Um dos resultados mais preocupantes já apurados por essa investigação remete para o cavamento das assimetrias entre concelhos da Área Metropolitana de Lisboa (AML) em termos de incidência do desemprego por concelho (medida através do rácio entre o desemprego registado pelo IEFP e a população activa) que se tem observado nos últimos anos (2001-2005). Ou seja, é sobretudo nos concelhos onde já havia mais desemprego que o fenómeno se tem vindo a acentuar recentemente, enquanto que nos concelhos tradicionalmente com menos desemprego este último não tem aumentado de forma tão significativa. Dito de outra forma: a crise tem atacado, em matéria de desemprego, sobretudo os concelhos mais debilitados económica e socialmente.

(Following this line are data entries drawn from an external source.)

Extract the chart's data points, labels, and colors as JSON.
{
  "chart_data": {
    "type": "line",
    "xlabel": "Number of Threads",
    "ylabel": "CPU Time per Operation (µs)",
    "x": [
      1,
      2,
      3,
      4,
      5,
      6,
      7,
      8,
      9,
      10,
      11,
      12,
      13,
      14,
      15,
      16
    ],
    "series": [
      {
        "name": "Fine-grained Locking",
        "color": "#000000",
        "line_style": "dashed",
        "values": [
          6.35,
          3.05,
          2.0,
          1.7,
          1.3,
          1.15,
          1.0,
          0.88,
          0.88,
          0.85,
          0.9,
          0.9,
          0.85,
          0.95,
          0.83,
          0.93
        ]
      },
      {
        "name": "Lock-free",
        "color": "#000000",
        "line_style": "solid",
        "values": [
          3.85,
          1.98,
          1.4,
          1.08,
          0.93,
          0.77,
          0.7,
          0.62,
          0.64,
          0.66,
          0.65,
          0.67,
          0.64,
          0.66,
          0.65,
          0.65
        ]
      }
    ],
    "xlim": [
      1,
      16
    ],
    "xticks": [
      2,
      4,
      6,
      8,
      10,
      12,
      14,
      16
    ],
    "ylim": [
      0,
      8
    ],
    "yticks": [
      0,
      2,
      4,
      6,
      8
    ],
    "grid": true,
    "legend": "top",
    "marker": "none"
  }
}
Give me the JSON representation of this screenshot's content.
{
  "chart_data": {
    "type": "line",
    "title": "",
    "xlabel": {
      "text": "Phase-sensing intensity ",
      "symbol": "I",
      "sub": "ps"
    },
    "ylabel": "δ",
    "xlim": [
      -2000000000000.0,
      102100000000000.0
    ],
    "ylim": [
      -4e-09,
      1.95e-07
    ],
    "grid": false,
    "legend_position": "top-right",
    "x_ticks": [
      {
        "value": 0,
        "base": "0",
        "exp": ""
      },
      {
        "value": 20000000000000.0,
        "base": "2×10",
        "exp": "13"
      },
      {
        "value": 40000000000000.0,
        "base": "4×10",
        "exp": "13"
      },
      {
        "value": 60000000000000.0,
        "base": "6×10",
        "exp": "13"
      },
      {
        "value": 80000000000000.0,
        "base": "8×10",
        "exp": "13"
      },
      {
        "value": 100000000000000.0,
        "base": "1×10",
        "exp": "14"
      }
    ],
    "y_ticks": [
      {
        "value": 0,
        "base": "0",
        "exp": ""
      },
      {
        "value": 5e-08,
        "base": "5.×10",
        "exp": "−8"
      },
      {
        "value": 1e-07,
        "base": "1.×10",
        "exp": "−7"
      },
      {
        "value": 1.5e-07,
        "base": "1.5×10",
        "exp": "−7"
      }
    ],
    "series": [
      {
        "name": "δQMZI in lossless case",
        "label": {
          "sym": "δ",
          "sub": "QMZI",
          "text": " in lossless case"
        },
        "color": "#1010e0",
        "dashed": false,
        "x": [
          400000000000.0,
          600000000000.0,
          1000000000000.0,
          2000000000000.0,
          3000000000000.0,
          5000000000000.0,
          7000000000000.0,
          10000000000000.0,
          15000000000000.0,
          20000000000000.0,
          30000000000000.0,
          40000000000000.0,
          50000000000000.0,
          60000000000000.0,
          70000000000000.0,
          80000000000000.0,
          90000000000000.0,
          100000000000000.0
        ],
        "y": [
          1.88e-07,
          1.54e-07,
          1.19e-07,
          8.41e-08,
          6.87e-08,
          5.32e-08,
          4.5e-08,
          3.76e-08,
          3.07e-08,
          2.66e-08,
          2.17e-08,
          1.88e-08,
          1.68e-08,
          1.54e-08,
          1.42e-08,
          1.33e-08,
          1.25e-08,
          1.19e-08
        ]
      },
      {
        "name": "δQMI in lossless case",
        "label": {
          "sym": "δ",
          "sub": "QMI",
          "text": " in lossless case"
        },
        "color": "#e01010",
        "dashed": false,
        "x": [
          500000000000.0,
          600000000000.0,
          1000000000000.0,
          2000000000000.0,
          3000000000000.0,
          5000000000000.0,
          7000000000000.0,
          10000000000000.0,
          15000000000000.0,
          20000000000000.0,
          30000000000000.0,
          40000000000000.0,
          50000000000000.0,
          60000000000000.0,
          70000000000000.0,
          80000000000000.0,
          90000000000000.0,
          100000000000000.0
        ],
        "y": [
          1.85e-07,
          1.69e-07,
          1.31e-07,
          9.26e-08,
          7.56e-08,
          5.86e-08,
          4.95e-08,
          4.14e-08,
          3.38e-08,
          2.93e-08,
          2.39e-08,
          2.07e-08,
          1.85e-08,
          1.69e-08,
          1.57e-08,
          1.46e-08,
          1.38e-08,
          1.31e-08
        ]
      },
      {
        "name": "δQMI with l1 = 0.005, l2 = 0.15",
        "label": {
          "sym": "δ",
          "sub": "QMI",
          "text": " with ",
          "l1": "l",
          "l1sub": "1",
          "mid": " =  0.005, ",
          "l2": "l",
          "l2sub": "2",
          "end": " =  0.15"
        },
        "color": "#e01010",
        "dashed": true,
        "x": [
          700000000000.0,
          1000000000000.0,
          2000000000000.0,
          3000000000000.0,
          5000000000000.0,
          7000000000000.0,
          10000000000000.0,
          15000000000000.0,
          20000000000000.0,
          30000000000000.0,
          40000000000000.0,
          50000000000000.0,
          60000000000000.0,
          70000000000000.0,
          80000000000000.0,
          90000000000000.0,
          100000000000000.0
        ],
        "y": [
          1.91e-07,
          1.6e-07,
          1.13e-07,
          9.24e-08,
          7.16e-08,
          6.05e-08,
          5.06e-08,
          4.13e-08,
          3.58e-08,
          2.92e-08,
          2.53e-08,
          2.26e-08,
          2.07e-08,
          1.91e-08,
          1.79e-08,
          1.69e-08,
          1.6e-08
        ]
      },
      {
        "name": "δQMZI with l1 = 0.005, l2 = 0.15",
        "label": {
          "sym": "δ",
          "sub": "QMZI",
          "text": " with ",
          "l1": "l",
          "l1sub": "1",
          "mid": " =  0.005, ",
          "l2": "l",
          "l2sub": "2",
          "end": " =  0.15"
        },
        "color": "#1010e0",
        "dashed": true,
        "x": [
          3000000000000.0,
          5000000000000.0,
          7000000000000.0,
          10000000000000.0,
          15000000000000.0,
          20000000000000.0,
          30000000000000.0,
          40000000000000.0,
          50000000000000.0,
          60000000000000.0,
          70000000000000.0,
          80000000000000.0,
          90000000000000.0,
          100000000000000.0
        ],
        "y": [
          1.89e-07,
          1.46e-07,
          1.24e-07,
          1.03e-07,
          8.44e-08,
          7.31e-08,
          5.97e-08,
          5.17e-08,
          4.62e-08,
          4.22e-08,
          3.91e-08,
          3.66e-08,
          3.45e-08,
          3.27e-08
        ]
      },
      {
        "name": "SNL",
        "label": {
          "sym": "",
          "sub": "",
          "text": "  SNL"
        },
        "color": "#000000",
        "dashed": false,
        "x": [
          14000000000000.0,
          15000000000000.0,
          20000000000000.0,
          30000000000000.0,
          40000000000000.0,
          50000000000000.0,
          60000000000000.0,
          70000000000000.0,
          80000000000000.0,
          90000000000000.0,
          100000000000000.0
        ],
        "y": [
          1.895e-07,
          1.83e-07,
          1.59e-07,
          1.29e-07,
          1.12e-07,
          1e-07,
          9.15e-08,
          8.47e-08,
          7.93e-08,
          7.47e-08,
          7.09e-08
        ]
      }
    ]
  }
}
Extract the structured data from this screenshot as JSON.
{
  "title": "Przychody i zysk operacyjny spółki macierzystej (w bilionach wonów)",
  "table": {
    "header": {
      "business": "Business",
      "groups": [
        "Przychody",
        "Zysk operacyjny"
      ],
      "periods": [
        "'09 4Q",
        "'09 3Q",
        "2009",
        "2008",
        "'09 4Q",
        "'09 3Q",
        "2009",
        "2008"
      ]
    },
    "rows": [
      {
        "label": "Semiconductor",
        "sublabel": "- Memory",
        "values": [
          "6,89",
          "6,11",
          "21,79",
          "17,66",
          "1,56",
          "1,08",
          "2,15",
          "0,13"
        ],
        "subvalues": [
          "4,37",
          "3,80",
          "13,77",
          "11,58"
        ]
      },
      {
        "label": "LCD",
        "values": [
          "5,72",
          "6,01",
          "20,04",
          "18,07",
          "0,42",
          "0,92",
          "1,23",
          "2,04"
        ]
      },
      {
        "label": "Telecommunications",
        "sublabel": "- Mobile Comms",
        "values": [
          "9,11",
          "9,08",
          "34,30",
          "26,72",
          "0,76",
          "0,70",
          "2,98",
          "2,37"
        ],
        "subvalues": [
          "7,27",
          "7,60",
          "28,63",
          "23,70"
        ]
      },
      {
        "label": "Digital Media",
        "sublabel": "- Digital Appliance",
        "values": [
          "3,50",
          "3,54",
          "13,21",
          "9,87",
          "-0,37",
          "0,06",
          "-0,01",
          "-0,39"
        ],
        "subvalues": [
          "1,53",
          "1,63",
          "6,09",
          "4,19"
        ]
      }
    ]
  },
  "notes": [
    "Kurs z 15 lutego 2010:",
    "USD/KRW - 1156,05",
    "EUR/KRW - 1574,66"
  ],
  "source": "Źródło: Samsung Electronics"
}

Odivelas, apesar de tudo, continua a apresentar uma situação favorável no contexto metropolitano em termos de incidência do desemprego: em 2005, os desempregados residentes em Odivelas inscritos em centros de emprego do IEFP correspondiam a 6,1% da respectiva população activa (empregados + desempregados). Essa percentagem era a segunda mais baixa da AML: só Mafra tinha uma taxa inferior (5,4%). Talvez a importância do auto-emprego e dos pequenos empresários explique esta boa performance do Concelho.
Os últimos dados conhecidos (Janeiro de 2007) apontam para 4.337 residentes em Odivelas registados nos centros de emprego como desempregados, mais 80 do que os registados em Dezembro de 2006. Esse valor corresponde a 5,3% dos cerca de 82 mil activos que se pensa residirem em Odivelas (de acordo com o estimado pelo CIDEC tendo como fonte as estimativas intercensitárias da população residente do INE e a taxa de actividade observada nos Censos de 2001). A maior parte dos desempregados odivelenses são homens (51%), com 35 e mais anos (66%) e procuram um novo emprego (96% dos casos). O desemprego de longa duração (um ano ou mais) abarca 39% dos inscritos. Os licenciados têm alguma importância entre os desempregados do Concelho (9%) apesar de serem preponderantes as pessoas com o 1.ª Ciclo do Ensino Básico (antiga 4.ª Classe) ou com habilitação inferior (35% dos casos).